2017/03/09 23時05分 更新


12日の演奏に向け、音を合わせる櫻根さん(右)と妻のあやかさん=岡山市内のライブハウス

 東日本大震災を機に、ロックから津軽三味線に転向したプロミュージシャンが岡山市内にいる。櫻根(さくらね)武之(本名・裕之)さん(40)=同市南区=だ。東京都内で震災によるイベント自粛などを経験し、音楽の方向性を悩んだ末に「聴く人を前向きな気持ちにする力がある」と楽器を持ち替えた。12日には地元公民館で、被災地に思いをはせながら、ばちをさばく。

 岡山市出身の櫻根さんは15歳の頃にロックと出合い、ギターやドラムを独学で始めた。県内のバンドコンテストで優勝し、プロを目指して2003年に上京。所属事務所からアルバムもリリースした。09年には金管楽器を加えたブラスロックバンドを約10人で結成。「見ている人に想像以上のパフォーマンスを提供したい」とエンターテインメント性を追求してきた。
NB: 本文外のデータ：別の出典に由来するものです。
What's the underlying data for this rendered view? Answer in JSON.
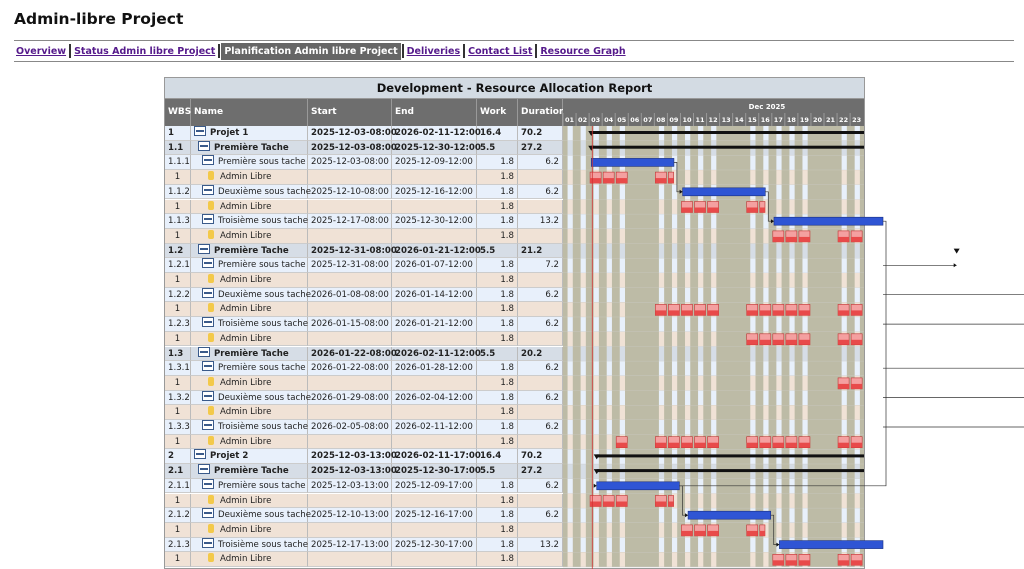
{
  "page_title": "Admin-libre Project",
  "nav": [
    {
      "label": "Overview",
      "active": false
    },
    {
      "label": "Status Admin libre Project",
      "active": false
    },
    {
      "label": "Planification Admin libre Project",
      "active": true
    },
    {
      "label": "Deliveries",
      "active": false
    },
    {
      "label": "Contact List",
      "active": false
    },
    {
      "label": "Resource Graph",
      "active": false
    }
  ],
  "report": {
    "title": "Development - Resource Allocation Report",
    "columns": [
      "WBS",
      "Name",
      "Start",
      "End",
      "Work",
      "Duration"
    ],
    "month_label": "Dec 2025",
    "days": [
      "01",
      "02",
      "03",
      "04",
      "05",
      "06",
      "07",
      "08",
      "09",
      "10",
      "11",
      "12",
      "13",
      "14",
      "15",
      "16",
      "17",
      "18",
      "19",
      "20",
      "21",
      "22",
      "23"
    ],
    "colors": {
      "task_bar": "#2f55d4",
      "resource_block": "#e84a4a",
      "today_line": "#d03030",
      "weekend": "#bdbba6"
    },
    "rows": [
      {
        "type": "proj",
        "wbs": "1",
        "name": "Projet 1",
        "start": "2025-12-03-08:00",
        "end": "2026-02-11-12:00",
        "work": "16.4",
        "duration": "70.2"
      },
      {
        "type": "sum",
        "wbs": "1.1",
        "name": "Première Tache",
        "start": "2025-12-03-08:00",
        "end": "2025-12-30-12:00",
        "work": "5.5",
        "duration": "27.2"
      },
      {
        "type": "task",
        "wbs": "1.1.1",
        "name": "Première sous tache",
        "start": "2025-12-03-08:00",
        "end": "2025-12-09-12:00",
        "work": "1.8",
        "duration": "6.2"
      },
      {
        "type": "res",
        "wbs": "1",
        "name": "Admin Libre",
        "work": "1.8",
        "start": "",
        "end": "",
        "duration": ""
      },
      {
        "type": "task",
        "wbs": "1.1.2",
        "name": "Deuxième sous tache",
        "start": "2025-12-10-08:00",
        "end": "2025-12-16-12:00",
        "work": "1.8",
        "duration": "6.2"
      },
      {
        "type": "res",
        "wbs": "1",
        "name": "Admin Libre",
        "work": "1.8",
        "start": "",
        "end": "",
        "duration": ""
      },
      {
        "type": "task",
        "wbs": "1.1.3",
        "name": "Troisième sous tache",
        "start": "2025-12-17-08:00",
        "end": "2025-12-30-12:00",
        "work": "1.8",
        "duration": "13.2"
      },
      {
        "type": "res",
        "wbs": "1",
        "name": "Admin Libre",
        "work": "1.8",
        "start": "",
        "end": "",
        "duration": ""
      },
      {
        "type": "sum",
        "wbs": "1.2",
        "name": "Première Tache",
        "start": "2025-12-31-08:00",
        "end": "2026-01-21-12:00",
        "work": "5.5",
        "duration": "21.2"
      },
      {
        "type": "task",
        "wbs": "1.2.1",
        "name": "Première sous tache",
        "start": "2025-12-31-08:00",
        "end": "2026-01-07-12:00",
        "work": "1.8",
        "duration": "7.2"
      },
      {
        "type": "res",
        "wbs": "1",
        "name": "Admin Libre",
        "work": "1.8",
        "start": "",
        "end": "",
        "duration": ""
      },
      {
        "type": "task",
        "wbs": "1.2.2",
        "name": "Deuxième sous tache",
        "start": "2026-01-08-08:00",
        "end": "2026-01-14-12:00",
        "work": "1.8",
        "duration": "6.2"
      },
      {
        "type": "res",
        "wbs": "1",
        "name": "Admin Libre",
        "work": "1.8",
        "start": "",
        "end": "",
        "duration": ""
      },
      {
        "type": "task",
        "wbs": "1.2.3",
        "name": "Troisième sous tache",
        "start": "2026-01-15-08:00",
        "end": "2026-01-21-12:00",
        "work": "1.8",
        "duration": "6.2"
      },
      {
        "type": "res",
        "wbs": "1",
        "name": "Admin Libre",
        "work": "1.8",
        "start": "",
        "end": "",
        "duration": ""
      },
      {
        "type": "sum",
        "wbs": "1.3",
        "name": "Première Tache",
        "start": "2026-01-22-08:00",
        "end": "2026-02-11-12:00",
        "work": "5.5",
        "duration": "20.2"
      },
      {
        "type": "task",
        "wbs": "1.3.1",
        "name": "Première sous tache",
        "start": "2026-01-22-08:00",
        "end": "2026-01-28-12:00",
        "work": "1.8",
        "duration": "6.2"
      },
      {
        "type": "res",
        "wbs": "1",
        "name": "Admin Libre",
        "work": "1.8",
        "start": "",
        "end": "",
        "duration": ""
      },
      {
        "type": "task",
        "wbs": "1.3.2",
        "name": "Deuxième sous tache",
        "start": "2026-01-29-08:00",
        "end": "2026-02-04-12:00",
        "work": "1.8",
        "duration": "6.2"
      },
      {
        "type": "res",
        "wbs": "1",
        "name": "Admin Libre",
        "work": "1.8",
        "start": "",
        "end": "",
        "duration": ""
      },
      {
        "type": "task",
        "wbs": "1.3.3",
        "name": "Troisième sous tache",
        "start": "2026-02-05-08:00",
        "end": "2026-02-11-12:00",
        "work": "1.8",
        "duration": "6.2"
      },
      {
        "type": "res",
        "wbs": "1",
        "name": "Admin Libre",
        "work": "1.8",
        "start": "",
        "end": "",
        "duration": ""
      },
      {
        "type": "proj",
        "wbs": "2",
        "name": "Projet 2",
        "start": "2025-12-03-13:00",
        "end": "2026-02-11-17:00",
        "work": "16.4",
        "duration": "70.2"
      },
      {
        "type": "sum",
        "wbs": "2.1",
        "name": "Première Tache",
        "start": "2025-12-03-13:00",
        "end": "2025-12-30-17:00",
        "work": "5.5",
        "duration": "27.2"
      },
      {
        "type": "task",
        "wbs": "2.1.1",
        "name": "Première sous tache",
        "start": "2025-12-03-13:00",
        "end": "2025-12-09-17:00",
        "work": "1.8",
        "duration": "6.2"
      },
      {
        "type": "res",
        "wbs": "1",
        "name": "Admin Libre",
        "work": "1.8",
        "start": "",
        "end": "",
        "duration": ""
      },
      {
        "type": "task",
        "wbs": "2.1.2",
        "name": "Deuxième sous tache",
        "start": "2025-12-10-13:00",
        "end": "2025-12-16-17:00",
        "work": "1.8",
        "duration": "6.2"
      },
      {
        "type": "res",
        "wbs": "1",
        "name": "Admin Libre",
        "work": "1.8",
        "start": "",
        "end": "",
        "duration": ""
      },
      {
        "type": "task",
        "wbs": "2.1.3",
        "name": "Troisième sous tache",
        "start": "2025-12-17-13:00",
        "end": "2025-12-30-17:00",
        "work": "1.8",
        "duration": "13.2"
      },
      {
        "type": "res",
        "wbs": "1",
        "name": "Admin Libre",
        "work": "1.8",
        "start": "",
        "end": "",
        "duration": ""
      }
    ]
  }
}
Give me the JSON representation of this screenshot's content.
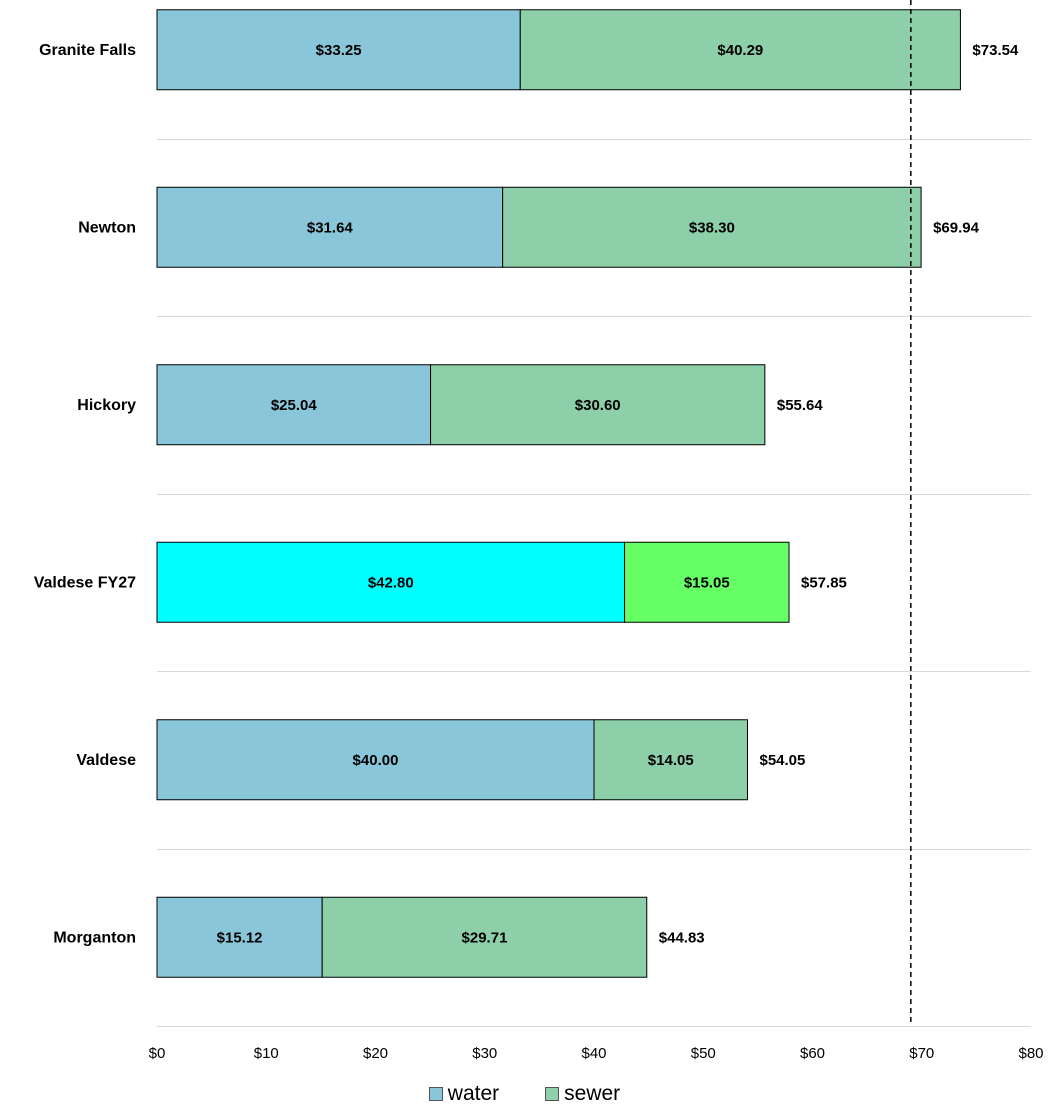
{
  "chart_data": {
    "type": "bar",
    "orientation": "horizontal",
    "stacked": true,
    "categories": [
      "Granite Falls",
      "Newton",
      "Hickory",
      "Valdese FY27",
      "Valdese",
      "Morganton"
    ],
    "series": [
      {
        "name": "water",
        "values": [
          33.25,
          31.64,
          25.04,
          42.8,
          40.0,
          15.12
        ],
        "value_labels": [
          "$33.25",
          "$31.64",
          "$25.04",
          "$42.80",
          "$40.00",
          "$15.12"
        ]
      },
      {
        "name": "sewer",
        "values": [
          40.29,
          38.3,
          30.6,
          15.05,
          14.05,
          29.71
        ],
        "value_labels": [
          "$40.29",
          "$38.30",
          "$30.60",
          "$15.05",
          "$14.05",
          "$29.71"
        ]
      }
    ],
    "totals": [
      73.54,
      69.94,
      55.64,
      57.85,
      54.05,
      44.83
    ],
    "total_labels": [
      "$73.54",
      "$69.94",
      "$55.64",
      "$57.85",
      "$54.05",
      "$44.83"
    ],
    "xlim": [
      0,
      80
    ],
    "x_ticks": [
      0,
      10,
      20,
      30,
      40,
      50,
      60,
      70,
      80
    ],
    "x_tick_labels": [
      "$0",
      "$10",
      "$20",
      "$30",
      "$40",
      "$50",
      "$60",
      "$70",
      "$80"
    ],
    "reference_line": {
      "x": 69,
      "style": "dashed"
    },
    "grid": "horizontal separators between categories",
    "legend_position": "bottom",
    "colors": {
      "water": "#8ac6d9",
      "sewer": "#8ccfa8",
      "water_highlight": "#00ffff",
      "sewer_highlight": "#66ff66",
      "gridline": "#d9d9d9",
      "bar_border": "#000000"
    },
    "highlight_category": "Valdese FY27",
    "title": "",
    "xlabel": "",
    "ylabel": ""
  },
  "legend": {
    "items": [
      {
        "label": "water",
        "color": "#8ac6d9"
      },
      {
        "label": "sewer",
        "color": "#8ccfa8"
      }
    ]
  }
}
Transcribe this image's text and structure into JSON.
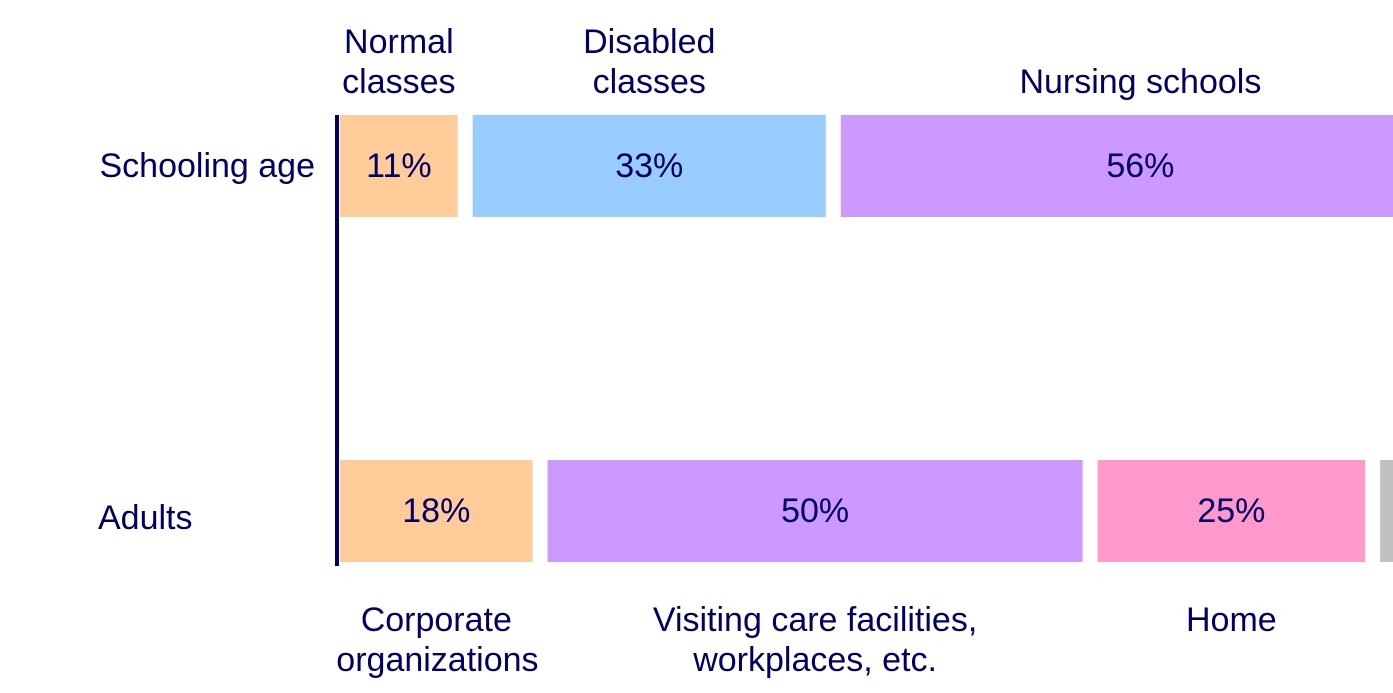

 状況が一変したのは「あの日」。都内の飲食店でアルバイトをしていた櫻根さんは、震度5弱を経験。ビルがしなる光景は今も目に焼き付く。直後から計画停電が始まり、コンサートなどの自粛ムードが広がった。被災地の復興支援にも携わる中で「これまで通りの音楽活動でいいのだろうか」と自問自答が続いたという。

 震災発生から約2カ月後に銀座で開かれた復興支援イベントで、東北が発祥地の津軽三味線の生演奏を初めて耳にして迷いが吹き飛んだ。繊細な旋律と力強い音色に「どんな場所でも楽器一つで多彩な表現ができる。これだと思った」。

 全国大会で優勝経験のある廣原武美氏(40)の弟子になり、海外公演もこなした。15年12月に拠点を岡山に移し、ピアニストで妻のあやか(本名・亜桂)さん(40)と音楽事務所「櫻根座」(岡山市南区芳泉)を設立。三味線とピアノの教室を開く傍ら、ライブや地域イベントなどで演奏している。

 12日は岡山市立南公民館(同所)の防災啓発事業に夫婦で出演。転向後、震災関連イベントで演奏するのは初めてだ。櫻根さんは「記憶を風化させてはならない。復興はまだ途上。自分たちに何ができるのかを考えるきっかけになれば」と力を込める。